The python docs are clear that in a multi-threaded app, we CANNOT call
any python functions from C code (other than a short-list of
exceptions) without first owning the GIL in the calling thread.
Although many users of nbdsh are single-threaded (where the GIL does
not matter), it is indeed possible to write a python script that
creates python threads to manage h.poll(-1) in one thread while using
other threads to trigger aio_pread and aio_pwrite requests, so
callbacks can be reached from a different thread than the
corresponding thread that initiated the nbd I/O request.
Unfortunately, our generated code was not doing it correctly (for
example, debug_wrapper() to handle h.set_debug_callback() calls
Py_BuildValue outside PyGILState_Ensure()). But it appears that we
have so far been lucky that our callback actions generally occur based
on state machine actions triggered by another Python-based action in
the same thread, coupled with the fact that we have not been
explicitly releasing the GIL around calls into libnbd C API, so in
practice all our callbacks have already owned the GIL in spite of
coding it in the wrong place. However, I cannot rule out the risk of
a mysterious crash in a multi-threaded python program using the nbd
module. Worse, holding the GIL across a potentially-blocking C
operation is bad form; no other Python thread can make progress if we
don't release the GIL.
Fix this by widening the scope of PyGILState in all callback wrappers
(all other code calling into Python is assumed to already own the
GIL), and by dropping the GIL around calls into libnbd C code.
Note that the Python docs also state that manipulation of PyGILState
is incompatible with the use of sub-interpreters with
Py_NewInterpreter(); but if someone actually wants to write a complex
program that uses sub-interpreters to interact with libnbd via Python
independently from some other use of python, rather than just directly
interacting with libnbd via C, I'd be surprised.

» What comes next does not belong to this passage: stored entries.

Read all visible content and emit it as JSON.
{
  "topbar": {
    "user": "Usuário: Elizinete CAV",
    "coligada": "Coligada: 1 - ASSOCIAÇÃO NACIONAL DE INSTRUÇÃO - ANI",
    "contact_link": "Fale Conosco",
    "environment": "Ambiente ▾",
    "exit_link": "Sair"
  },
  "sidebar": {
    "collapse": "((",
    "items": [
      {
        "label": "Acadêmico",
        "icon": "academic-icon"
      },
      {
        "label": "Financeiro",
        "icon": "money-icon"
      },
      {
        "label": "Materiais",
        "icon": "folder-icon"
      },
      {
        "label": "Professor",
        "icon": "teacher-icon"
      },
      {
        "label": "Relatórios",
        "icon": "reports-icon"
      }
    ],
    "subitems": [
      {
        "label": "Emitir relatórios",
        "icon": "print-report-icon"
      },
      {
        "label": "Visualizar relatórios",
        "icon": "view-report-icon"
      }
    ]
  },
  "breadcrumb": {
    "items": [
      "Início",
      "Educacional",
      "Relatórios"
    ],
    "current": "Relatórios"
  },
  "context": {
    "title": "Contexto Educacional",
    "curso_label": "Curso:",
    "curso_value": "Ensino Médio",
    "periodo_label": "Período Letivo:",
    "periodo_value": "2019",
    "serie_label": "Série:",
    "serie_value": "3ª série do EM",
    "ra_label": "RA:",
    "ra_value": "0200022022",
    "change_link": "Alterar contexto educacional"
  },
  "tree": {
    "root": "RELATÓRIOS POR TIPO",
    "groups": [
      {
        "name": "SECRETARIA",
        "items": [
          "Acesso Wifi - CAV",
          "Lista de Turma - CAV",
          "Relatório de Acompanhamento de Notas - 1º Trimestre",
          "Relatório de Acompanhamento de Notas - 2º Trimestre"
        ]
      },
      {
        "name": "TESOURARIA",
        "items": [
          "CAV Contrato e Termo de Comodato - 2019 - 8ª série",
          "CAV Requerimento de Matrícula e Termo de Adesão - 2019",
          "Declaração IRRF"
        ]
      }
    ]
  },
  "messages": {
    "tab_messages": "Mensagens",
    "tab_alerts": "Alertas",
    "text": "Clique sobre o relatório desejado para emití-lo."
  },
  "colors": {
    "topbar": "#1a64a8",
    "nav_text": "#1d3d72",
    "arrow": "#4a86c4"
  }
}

Fixes: 936488d4 ("python: Implement Callback properly.", v0.1)
---
generator/Python.ml | 11 +++++++----
1 file changed, 7 insertions(+), 4 deletions(-)
diff --git a/generator/Python.ml b/generator/Python.ml
index e94f37b..f196e8e 100644
--- a/generator/Python.ml
+++ b/generator/Python.ml
@@ -158,7 +158,7 @@ let
pr " const struct user_data *data = user_data;\n";
pr " int ret = -1;\n";
pr "\n";
- pr " PyGILState_STATE py_save = PyGILState_UNLOCKED;\n";
+ pr " PyGILState_STATE py_save = PyGILState_Ensure();\n";
pr " PyObject *py_args, *py_ret;\n";
List.iter (
function
@@ -227,9 +227,7 @@ let
pr ");\n";
pr " if (!py_args) { PyErr_PrintEx (0); goto out; }\n";
pr "\n";
- pr " py_save = PyGILState_Ensure ();\n";
pr " py_ret = PyObject_CallObject (data->fn, py_args);\n";
- pr " PyGILState_Release (py_save);\n";
pr "\n";
pr " Py_DECREF (py_args);\n";
pr "\n";
@@ -268,6 +266,7 @@ let
| CBUInt _ | CBUInt64 _ -> ()
| CBArrayAndLen _ | CBMutable _ -> assert false
) cbargs;
+ pr " PyGILState_Release (py_save);\n";
pr " return ret;\n";
pr "}\n";
pr "\n"
@@ -478,7 +477,8 @@ let
| BytesPersistOut (n, _) ->
pr " if (nbd_internal_py_init_aio_buffer (%s) < 0) goto out;\n" n
| _ -> ()
- ) args;
+ ) args;
+ pr " Py_BEGIN_ALLOW_THREADS\n";
pr " ret = nbd_%s (" name;
pr_wrap ',' (fun () ->
pr "h";
@@ -487,6 +487,7 @@ let
| _, _, n -> pr ", %s" n
) params);
pr ");\n";
+ pr " Py_END_ALLOW_THREADS\n";
List.iter (
function
| Closure { cbname } -> pr " %s_user_data = NULL;\n" cbname
@@ -613,8 +614,10 @@ let
pr " struct user_data *data = user_data;\n";
pr "\n";
pr " if (data) {\n";
+ pr " PyGILState_STATE py_save = PyGILState_Ensure();\n";
pr " Py_XDECREF (data->fn);\n";
pr " Py_XDECREF (data->buf);\n";
+ pr " PyGILState_Release (py_save);\n";
pr " free (data);\n";
pr " }\n";
pr "}\n";
--
2.36.1